Maigret aquel día hizo novillos. Llamó a su mujer y le dijo que no podía ir a comer porque tenía trabajo. Tenía ganas de festejar aquel sol primaveral comiendo en la brasserie Dauphine, donde hasta se permitió el lujo de tomarse un «pastis» en la barra.
Si le esperaba, «mierda y más mierda», como decía Lapointe, por lo menos el caso empezaba de un modo agradable.
Maigret tomó el autobús hasta Rond-Point y, durante los cien metros que anduvo a pie por la avenida Marigny, vio por lo menos tres caras que creyó reconocer. Había olvidado que andaba por delante del Elíseo y que el barrio estaba día y noche muy bien guardado. Los ángeles guardianes lo habían reconocido y le dirigían un saludo discreto y respetuoso a la vez.

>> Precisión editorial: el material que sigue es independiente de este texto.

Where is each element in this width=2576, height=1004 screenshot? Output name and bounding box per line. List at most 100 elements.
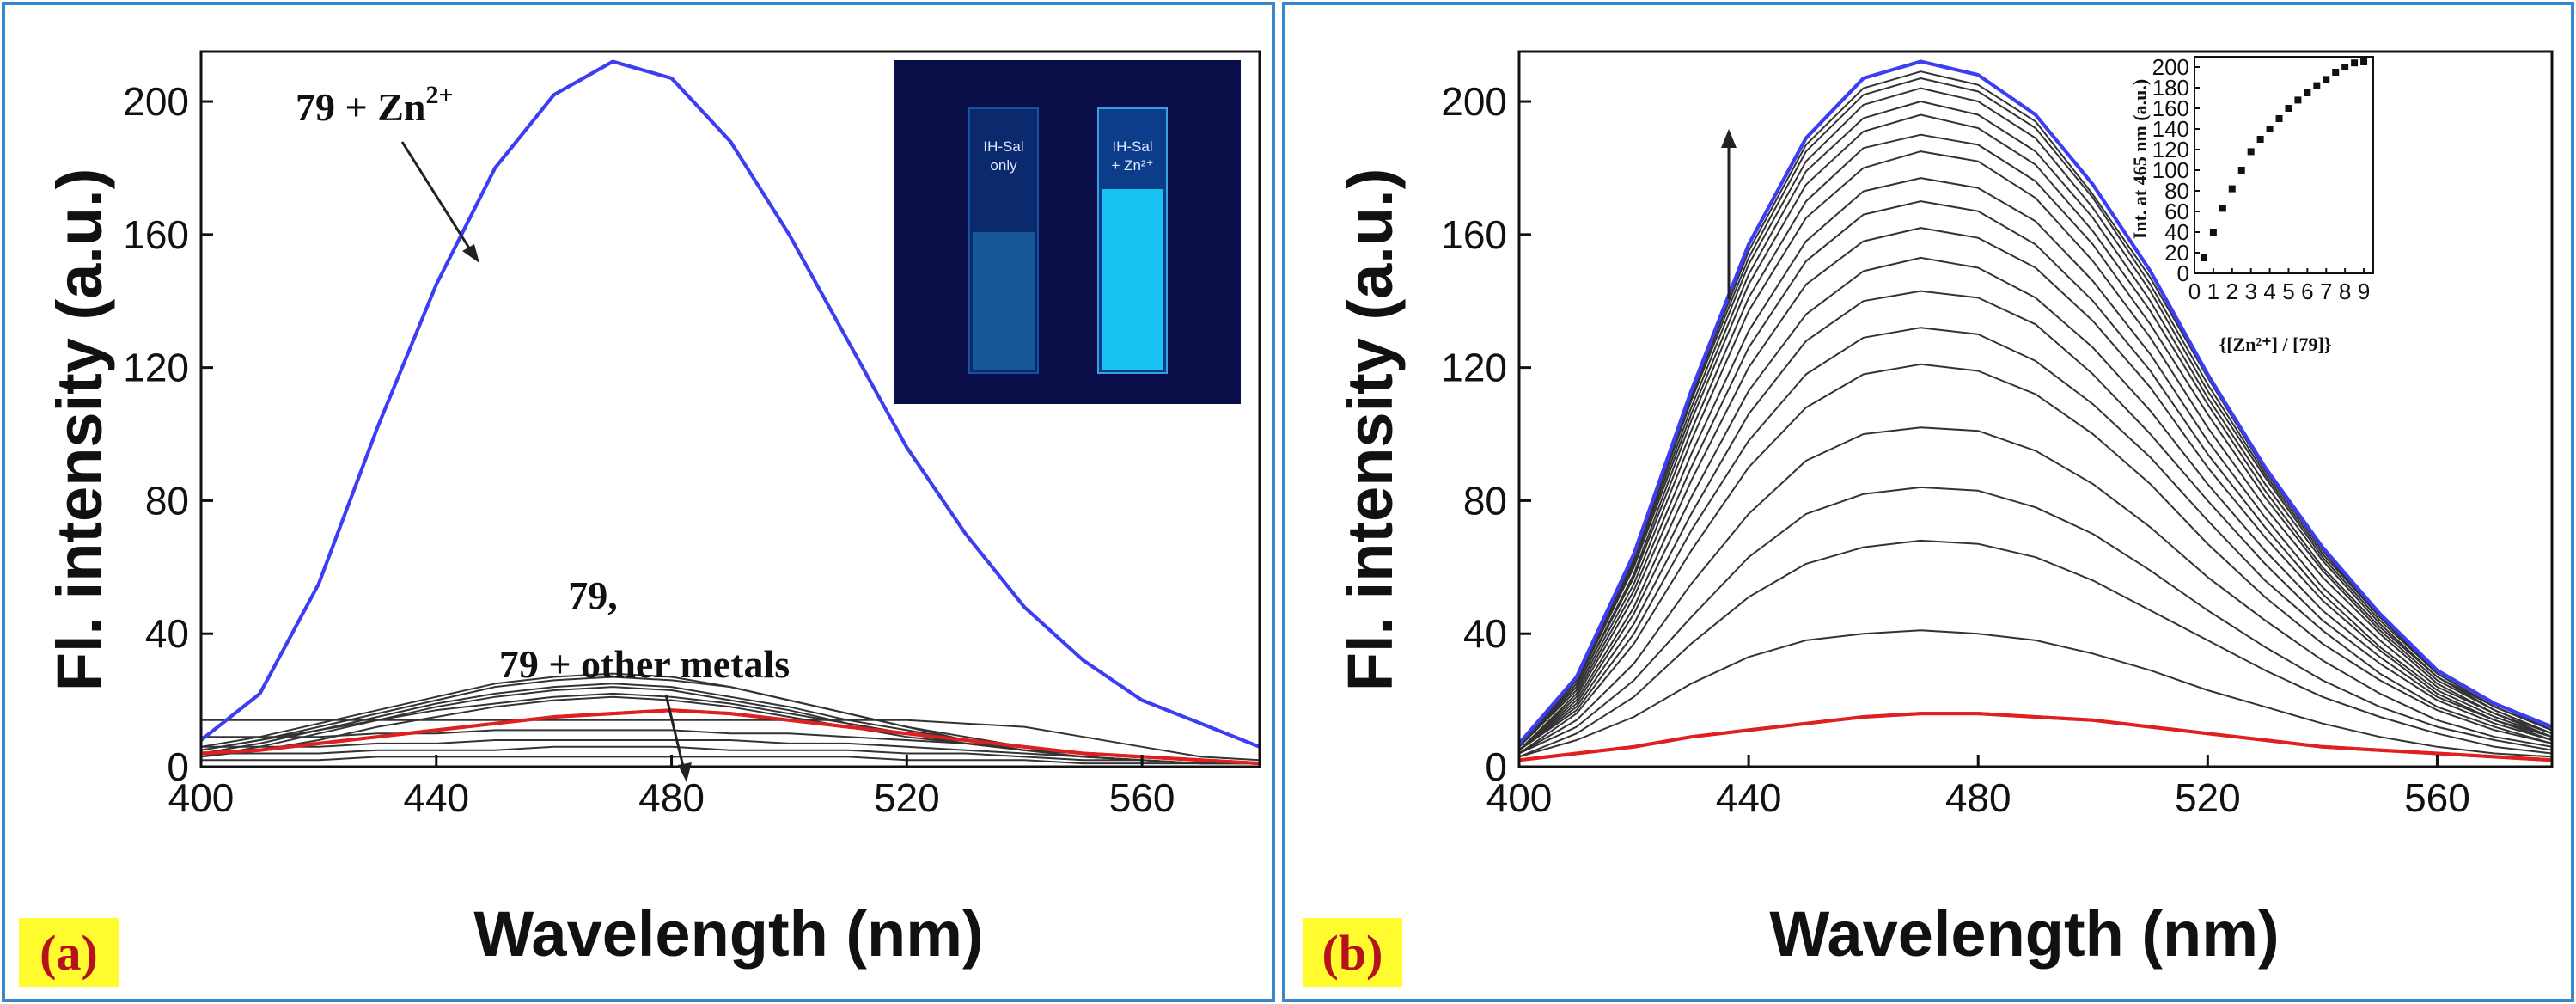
panel-a-series-10 [201, 739, 1260, 765]
panel-b-series-5 [1518, 363, 2553, 755]
panel-b-series-9 [1518, 227, 2553, 751]
inset-x-tick-label: 2 [2226, 279, 2238, 304]
panel-a-series-8 [201, 719, 1261, 762]
inset-point [2304, 89, 2311, 96]
zn-arrow [400, 141, 476, 257]
inset-point [2266, 126, 2274, 132]
inset-y-label: Int. at 465 nm (a.u.) [2129, 79, 2151, 239]
cuvette-right-label-1: IH-Sal [1112, 138, 1152, 155]
panel-b-series-11 [1518, 177, 2553, 751]
others-annotation-line2: 79 + other metals [499, 642, 790, 686]
inset-y-tick-label: 160 [2152, 95, 2189, 121]
inset-point [2237, 167, 2245, 174]
inset-x-tick-label: 3 [2244, 279, 2256, 304]
panel-b-tag: (b) [1322, 925, 1383, 981]
panel-a-series-1-top [200, 708, 1261, 766]
inset-x-tick-label: 5 [2282, 279, 2294, 304]
panel-b-axes-frame [1517, 50, 2554, 768]
panel-b-series-15 [1518, 101, 2553, 748]
panel-a-series-0-top [199, 59, 1261, 749]
panel-a-y-tick-label: 160 [123, 212, 189, 257]
panel-b-series-19-top [1517, 59, 2553, 745]
inset-point [2247, 148, 2255, 156]
panel-b-y-tick-label: 160 [1441, 212, 1507, 257]
cuvette-left-glow [973, 232, 1035, 370]
inset-point [2332, 69, 2340, 76]
inset-y-tick-label: 100 [2152, 157, 2189, 183]
increase-arrow-head [1721, 129, 1737, 148]
inset-y-tick-label: 40 [2164, 219, 2189, 245]
panel-b-x-tick-label: 440 [1716, 775, 1782, 820]
panel-a-series-11 [201, 745, 1260, 765]
panel-a-y-tick-label: 40 [145, 611, 189, 656]
zn-annotation-sup: 2+ [425, 81, 453, 109]
panel-a-y-tick-label: 80 [145, 478, 189, 523]
panel-b-series-2 [1518, 539, 2553, 758]
panel-b-series-1 [1518, 629, 2553, 758]
others-arrow [664, 694, 687, 774]
inset-point [2219, 205, 2226, 212]
inset-point [2294, 96, 2302, 104]
panel-b-series-14 [1518, 113, 2553, 748]
cuvette-left-label-1: IH-Sal [983, 138, 1023, 155]
panel-b-y-tick-label: 40 [1463, 611, 1507, 656]
panel-b-tag-box [1303, 918, 1402, 987]
panel-b-y-tick-label: 120 [1441, 346, 1507, 390]
inset-point [2360, 58, 2368, 65]
panel-a-x-tick-label: 520 [874, 775, 940, 820]
inset-photo: IH-Sal only IH-Sal + Zn²⁺ [894, 60, 1241, 404]
inset-y-tick-label: 60 [2164, 199, 2189, 224]
panel-a-x-tick-label: 560 [1109, 775, 1175, 820]
inset-point [2228, 185, 2236, 193]
panel-a-x-tick-label: 480 [638, 775, 705, 820]
inset-point [2209, 229, 2217, 236]
panel-b-y-tick-label: 80 [1463, 478, 1507, 523]
zn-annotation-base: 79 + Zn [296, 85, 425, 129]
inset-y-tick-label: 0 [2177, 260, 2189, 286]
others-annotation-line1: 79, [568, 573, 618, 617]
panel-b-x-tick-label: 560 [2404, 775, 2470, 820]
y-axis-label-b: Fl. intensity (a.u.) [1334, 168, 1406, 691]
inset-x-tick-label: 8 [2339, 279, 2351, 304]
inset-x-tick-label: 4 [2263, 279, 2275, 304]
cuvette-left-label-2: only [990, 157, 1017, 174]
inset-point [2313, 82, 2321, 89]
panel-b-x-tick-label: 520 [2175, 775, 2241, 820]
inset-point [2341, 64, 2349, 70]
panel-a-axes-frame [199, 50, 1261, 768]
panel-b-y-tick-label: 200 [1441, 79, 1507, 124]
panel-b-series-4 [1518, 426, 2553, 755]
panel-b-series-13 [1518, 133, 2553, 748]
panel-b-series-0-top [1518, 712, 2553, 762]
inset-y-tick-label: 20 [2164, 240, 2189, 266]
panel-b-series-8 [1518, 256, 2553, 751]
inset-y-tick-label: 180 [2152, 75, 2189, 101]
panel-a-tag-box [19, 918, 119, 987]
panel-b-series-3 [1518, 486, 2553, 755]
panel-b-x-tick-label: 400 [1486, 775, 1553, 820]
inset-x-tick-label: 0 [2188, 279, 2201, 304]
inset-y-tick-label: 80 [2164, 178, 2189, 204]
zn-arrow-head [462, 244, 479, 263]
panel-a-series-12 [201, 756, 1260, 765]
panel-a-x-tick-label: 440 [403, 775, 469, 820]
zn-annotation: 79 + Zn2+ [296, 81, 454, 129]
cuvette-right-glow [1102, 189, 1163, 370]
others-arrow-head [678, 762, 692, 782]
inset-point [2351, 59, 2359, 67]
panel-a-x-tick-label: 400 [168, 775, 235, 820]
panel-b-series-7 [1518, 290, 2553, 751]
inset-axes-frame [2194, 56, 2374, 274]
panel-a-y-tick-label: 120 [123, 346, 189, 390]
inset-x-tick-label: 9 [2358, 279, 2370, 304]
inset-y-tick-label: 140 [2152, 116, 2189, 142]
x-axis-label-b: Wavelength (nm) [1769, 898, 2279, 970]
inset-point [2285, 105, 2292, 112]
inset-y-tick-label: 200 [2152, 54, 2189, 80]
inset-point [2275, 115, 2283, 122]
inset-point [2200, 254, 2207, 261]
inset-x-tick-label: 6 [2301, 279, 2313, 304]
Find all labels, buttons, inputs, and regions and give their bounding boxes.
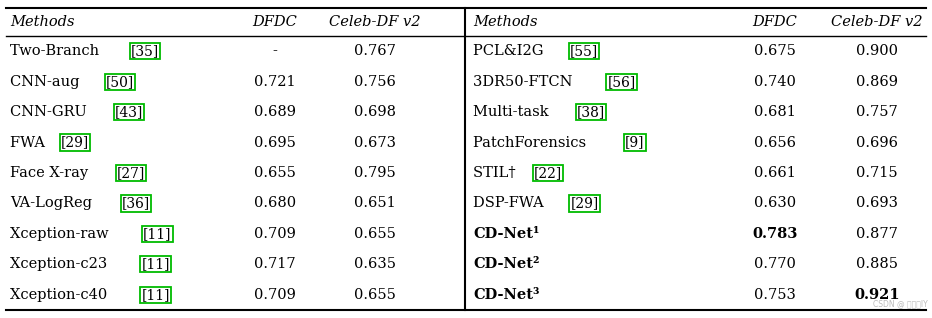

El inmueble donde vivía Parendon era grande, sólidamente edificado, como para desafiar el paso de los siglos. La puerta de entrada estaba flanqueada de candelabros de bronce. El lugar destinado al portero parecía un verdadero salón, y éste estaba detrás de una mesa cubierta de terciopelo verde, como en los Ministerios.
También allí el comisario encontró una cara conocida, un tal Lamule o Lamure, que había trabajado durante largo tiempo en la calle Saussaies.
Llevaba un uniforme gris con botones de plata y pareció sorprendido al verle.
—¿A quién viene usted a ver, jefe?
—A Maître Parendon.
—Por el ascensor o por la escalera de la izquierda. Es en el primer piso…
Al fondo había un patio, con coches, garajes y pabellones que en otra época debían de haber sido caballerizas. Maigret vació maquinalmente su pipa golpeándola ligeramente contra el tacón del zapato antes de empezar a subir por la escalera de mármol.
Cuando llamó a la única puerta del rellano, un criado con uniforme le abrió inmediatamente la puerta, como si hubiera estado al acecho.
—Maître Parendon… Tengo anunciada mi visita…
—Por aquí, señor comisario.
Le cogió el sombrero con energía y lo condujo hasta una biblioteca como nunca había visto Maigret otra igual. La habitación muy amplia y alta de techo tenía recubiertas totalmente las paredes de libros, excepto una chimenea de mármol sobre la que se veía el busto de un hombre de cierta edad. Todas las obras estaban encuadernadas, generalmente en cuero rojo. El mobiliario quedaba reducido a una larga mesa, a dos sillas y un sillón.
Le habría gustado poder examinar a su gusto los títulos de todos aquellos volúmenes, pero en aquel momento entró una joven secretaria de gafas, que le dijo:
—¿Quiere usted pasar, por favor, señor inspector jefe?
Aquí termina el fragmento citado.